The annual laureate program is Tau Beta Pi’s highest honor recognizing gifted engineering students who have excelled in areas beyond their technical majors. 2010 award winners will receive a $2,500 cash award and a commemorative plaque at Tau Beta Pi's annual convention on Oct. 9.
Zastrow, a rising senior in the University of Minnesota’s College of Science and Engineering, was cited for her achievements in athletics. She is an accomplished figure skater who has competed for 14 years in regional and national competitions and has more than 100 medals. She is a five-time Minnesota state champion, two-time alternate to nationals, and an international medalist. At age 15, she became only the 25th person in the world to pass the Ice Skating Institute's level 10 freestyle test.
“I am very honored to receive this award and be recognized for both my athletic and engineering accomplishments,” Zastrow said. “Skating has been a part of my life since I was 5 years old. It’s taught me organization and time management, as well as how to set goals. I’ve been able to use all of these skills to further my engineering education and career.”
In addition to skating, Zastrow spends many hours volunteering at local skating rinks and coaching younger skaters. She also volunteers as a judge at test sessions and competitions, tutors younger skaters in English and calculus, and serves as a mentor and role model. Zastrow is a member of the U.S. Figure Skating collegiate committee.
Zastrow is a student in the University of Minnesota Honors Program and serves as a student ambassador. Her research with mechanical engineering professor Will Durfee has included developing a computer program to create a virtual reality simulator for human dentistry.
Zastrow, who will be president of the Minnesota Alpha Chapter of Tau Beta Pi in 2010-11, recently served as the chapter's project coordinator. In that role, she planned the Kits 4 Kids annual fundraiser to buy engineering-related toys for donation to Toys 4 Tots during the holiday season. She is also active in Pi Tau Sigma and the Society of Women Engineers. Zastrow plans to graduate in May 2011.

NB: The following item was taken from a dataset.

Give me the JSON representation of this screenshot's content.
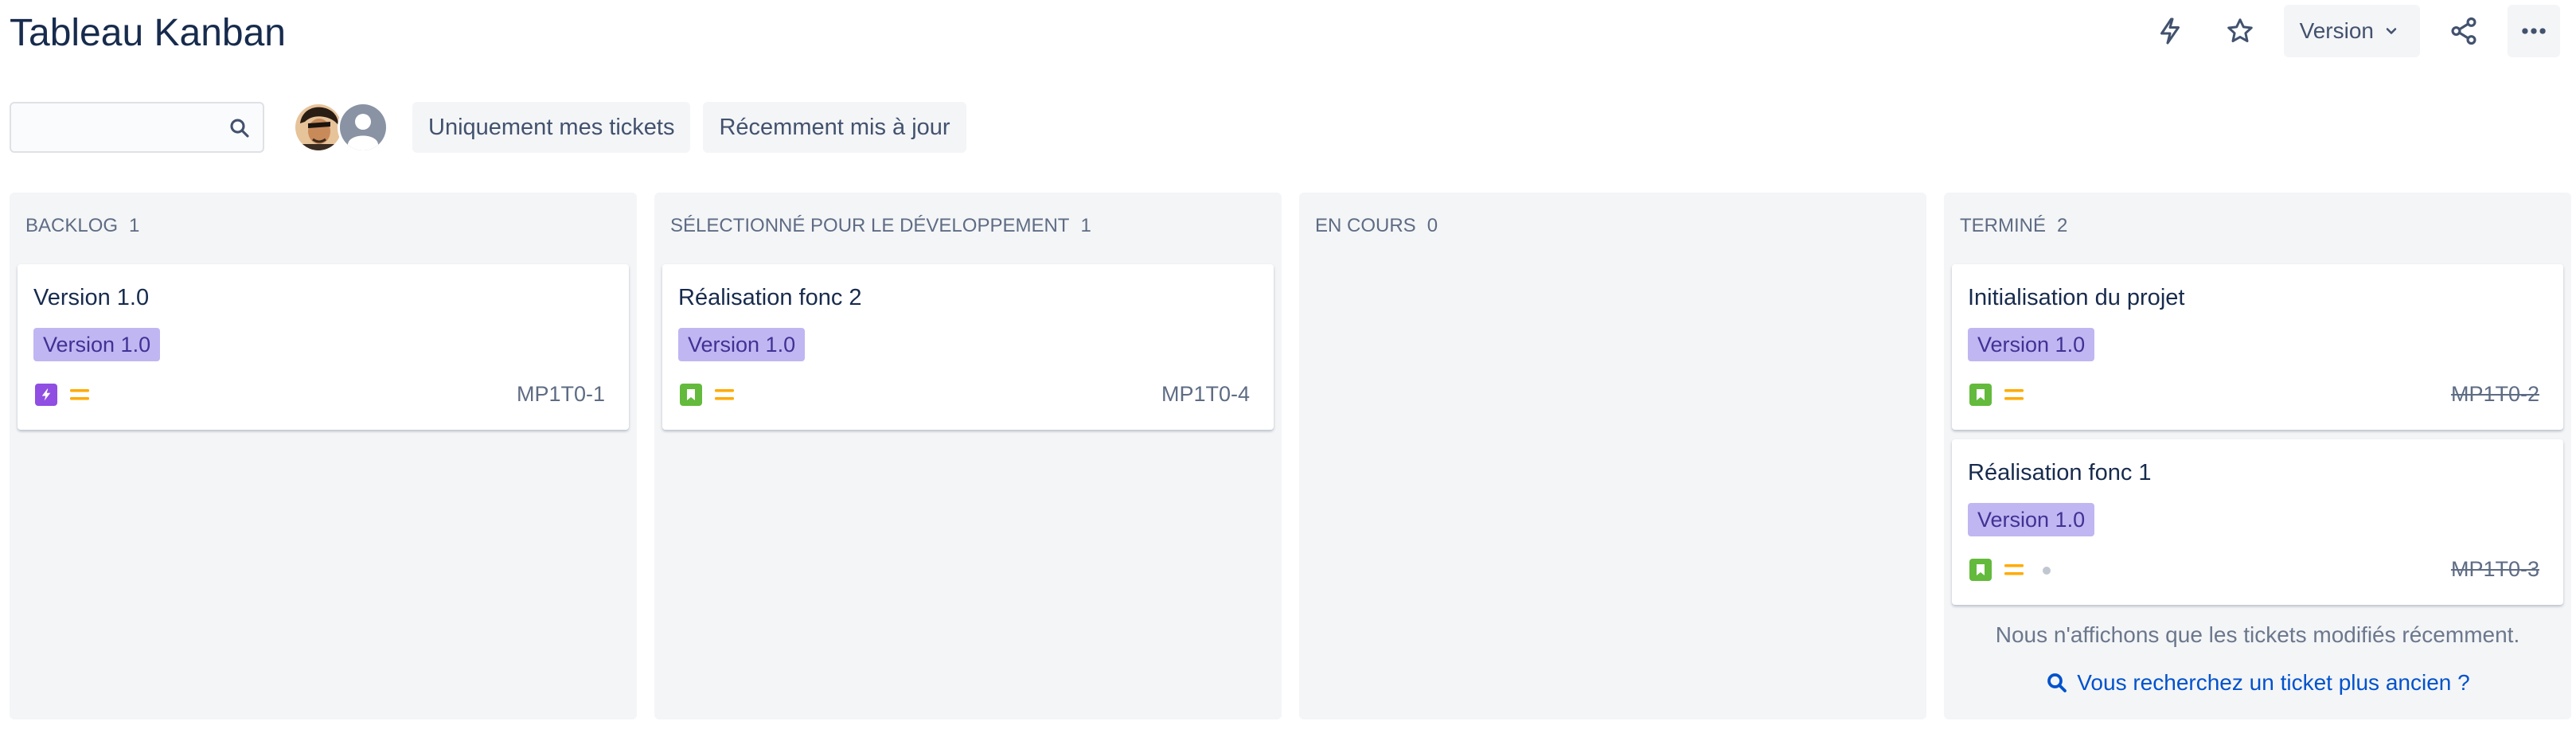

Tau Beta Pi has initiated 516,000 members since it was founded in 1885. Headquartered in Knoxville, Tennessee. Tau Beta Pi has 236 active collegiate chapters and 18 active alumnus chapters throughout the country. For more information, visit www.tbp.org.
MINNEAPOLIS / ST. PAUL (7/22/2010) –- University of Minnesota mechanical engineering student Stephanie N. Zastrow is one of only five students nationally named as a 2010 Laureate by Tau Beta Pi, the world’s largest engineering society. Zastrow is the first University of Minnesota student to receive this award since its inception in 1982.